Divagações sobre saúde e dinheiro
Eu fui marcar uma consulta médica pra minha mãe e, nesse momento, eu tava com dinheiro pra pagar integralmente. O que não é o comum, geralmente somos dependentes de cartão de crédito e dividido em muitas parcelas.
Achei curioso que o lugar tava lotado (escritório de cartão de saúde que dá desconto em consultas) e todo mundo que era perguntado sobre a forma de pagamento, a resposta era sempre "pix" ou "débito". E quando crédito, se perguntado "quer parcelar?" a resposta era "deus me livre!". Seria algo bom se fosse um indicativo de autocontrole financeiro da população, mas a mim só me parecia uma camada acima de uma pobreza como a minha, a tal pobreza premium. Ou nem tanto, talvez a premium esteja num plano de saúde de verdade.
Enfim.
Ela foi pra consulta, paguei integralmente no pix; fomos pra farmácia, compramos a medicação, paguei no pix; fomos tomar um café, novamente paguei no pix. Uber no pix, pra cima e pra baixo. Uma saidinha numa manhã e, pof, 500 reais. No pix.
E nada demais, nada de luxo, tudo básico (ou que deveria ser). É foda o quanto dinheiro nos dá o senso de dignidade.
O que me faz ficar profundamente irritada com quem compara o tratamento privado de saúde com o SUS. Sim, ter o SUS é maravilhoso, desde que você não tenha urgência em depender do SUS. Se você não precisa dormir no chão sujo de um hospital ou implorar chorando pra que um parente seu tenha um atendimento básico de urgência, faça o favor de não comparar os dois sistemas na minha frente.

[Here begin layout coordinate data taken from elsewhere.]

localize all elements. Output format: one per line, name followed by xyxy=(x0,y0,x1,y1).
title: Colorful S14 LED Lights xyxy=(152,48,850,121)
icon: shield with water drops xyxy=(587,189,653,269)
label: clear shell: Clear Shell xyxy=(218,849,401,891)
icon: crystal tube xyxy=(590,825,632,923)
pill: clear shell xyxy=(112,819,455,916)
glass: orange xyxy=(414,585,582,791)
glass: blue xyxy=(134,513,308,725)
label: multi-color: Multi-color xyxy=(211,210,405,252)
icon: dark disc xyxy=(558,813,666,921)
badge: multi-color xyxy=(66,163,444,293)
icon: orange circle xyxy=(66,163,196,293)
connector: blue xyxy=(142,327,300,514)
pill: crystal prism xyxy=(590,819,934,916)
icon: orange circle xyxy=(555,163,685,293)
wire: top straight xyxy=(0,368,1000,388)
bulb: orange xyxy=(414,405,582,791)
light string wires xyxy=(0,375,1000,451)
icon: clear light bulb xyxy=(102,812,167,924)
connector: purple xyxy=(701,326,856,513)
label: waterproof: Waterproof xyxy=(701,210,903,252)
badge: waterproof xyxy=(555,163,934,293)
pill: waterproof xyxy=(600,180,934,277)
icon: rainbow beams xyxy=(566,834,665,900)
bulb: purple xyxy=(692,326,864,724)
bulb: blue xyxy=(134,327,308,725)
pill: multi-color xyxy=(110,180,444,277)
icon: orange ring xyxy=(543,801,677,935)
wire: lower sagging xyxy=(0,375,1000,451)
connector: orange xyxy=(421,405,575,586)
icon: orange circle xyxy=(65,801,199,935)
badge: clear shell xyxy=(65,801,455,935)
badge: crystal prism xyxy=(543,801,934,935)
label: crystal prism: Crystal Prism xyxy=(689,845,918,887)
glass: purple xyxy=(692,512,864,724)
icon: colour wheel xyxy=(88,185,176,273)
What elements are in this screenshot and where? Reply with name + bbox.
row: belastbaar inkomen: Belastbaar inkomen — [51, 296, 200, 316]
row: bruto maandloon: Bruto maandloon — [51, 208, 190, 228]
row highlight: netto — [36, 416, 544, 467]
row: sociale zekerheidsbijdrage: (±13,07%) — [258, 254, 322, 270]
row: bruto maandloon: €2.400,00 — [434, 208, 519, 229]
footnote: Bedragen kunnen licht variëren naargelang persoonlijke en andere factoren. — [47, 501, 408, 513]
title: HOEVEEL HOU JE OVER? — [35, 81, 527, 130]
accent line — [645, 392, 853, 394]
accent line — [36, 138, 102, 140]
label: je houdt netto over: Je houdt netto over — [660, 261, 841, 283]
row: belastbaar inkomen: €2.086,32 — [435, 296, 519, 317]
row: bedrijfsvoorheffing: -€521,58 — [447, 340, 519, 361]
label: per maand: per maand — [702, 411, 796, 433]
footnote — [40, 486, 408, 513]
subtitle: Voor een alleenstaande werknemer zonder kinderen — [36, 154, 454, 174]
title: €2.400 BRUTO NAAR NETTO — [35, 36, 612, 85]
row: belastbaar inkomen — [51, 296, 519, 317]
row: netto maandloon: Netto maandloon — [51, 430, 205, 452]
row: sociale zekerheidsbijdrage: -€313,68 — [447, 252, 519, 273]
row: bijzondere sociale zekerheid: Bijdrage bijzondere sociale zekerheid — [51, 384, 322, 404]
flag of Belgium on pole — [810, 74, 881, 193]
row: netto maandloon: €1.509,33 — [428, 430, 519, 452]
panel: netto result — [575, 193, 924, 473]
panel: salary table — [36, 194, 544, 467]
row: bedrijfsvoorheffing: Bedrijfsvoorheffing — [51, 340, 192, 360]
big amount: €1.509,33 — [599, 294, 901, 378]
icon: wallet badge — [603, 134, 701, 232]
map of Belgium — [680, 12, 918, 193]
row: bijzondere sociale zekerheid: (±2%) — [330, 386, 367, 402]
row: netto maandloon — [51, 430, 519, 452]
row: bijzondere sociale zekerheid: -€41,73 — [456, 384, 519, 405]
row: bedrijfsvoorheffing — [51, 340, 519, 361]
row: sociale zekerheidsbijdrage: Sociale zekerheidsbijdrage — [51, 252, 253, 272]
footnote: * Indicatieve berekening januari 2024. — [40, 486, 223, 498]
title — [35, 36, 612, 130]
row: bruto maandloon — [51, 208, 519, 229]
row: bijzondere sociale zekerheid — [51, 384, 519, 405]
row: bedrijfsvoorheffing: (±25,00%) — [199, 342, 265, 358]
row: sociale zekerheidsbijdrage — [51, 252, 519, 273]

E aí é 'senta que lá vem história':
Quando meu pai foi encaminhado pra UPA, ele tinha uma parte do dedo sem circulação. Ele foi sob a recomendação de "precisa ver um vascular". Chegou lá, ficou interno. Porque precisava ver um vascular.
Por erro médico, deixaram o dedo dele sem curativo. No dia seguinte tinha ponto de necrose. Por erro da equipe, demoraram 5 dias pra transferí-lo. Mesmo com curativos diários, a necrose cobriu toda a parte inferior do dedo. Quando transferiram, esperou mais uns 3 dias pra "ver o vascular".
Ver o vascular, no fim das contas, significou amputar o dedo. Sem conversa, sem avaliação. Nunca nem vi o médico, no máximo, a equipe de enfermagem.
Já amputado, 3 enfermeiros conversaram comigo pra dizer "ó, não tá legal. Se continuar assim, o próximo passo é a ponta do pé, o pé, a perna...". Não à toa o hospital era conhecido como "açougue". E não é dos piores do Recife, pelos relatos. E os relatos... eu ouvi tanta coisa.
Ele teve alta e corremos pra uma enfermeira particular. Ela foi taxativa em dizer: ele não precisaria ter amputado. E tratando em 10 sessões, ela reverteu o caso dele. "Só" perdeu um dedo. E aí seguiu no SUS, como término de tratamento.
Pra gente que é pobre-pobre, SUS é uma benção e uma maldição. Ruim com, pior sem.
É preciso tá aqui na casta baixa pra ter uma panorâmica disso.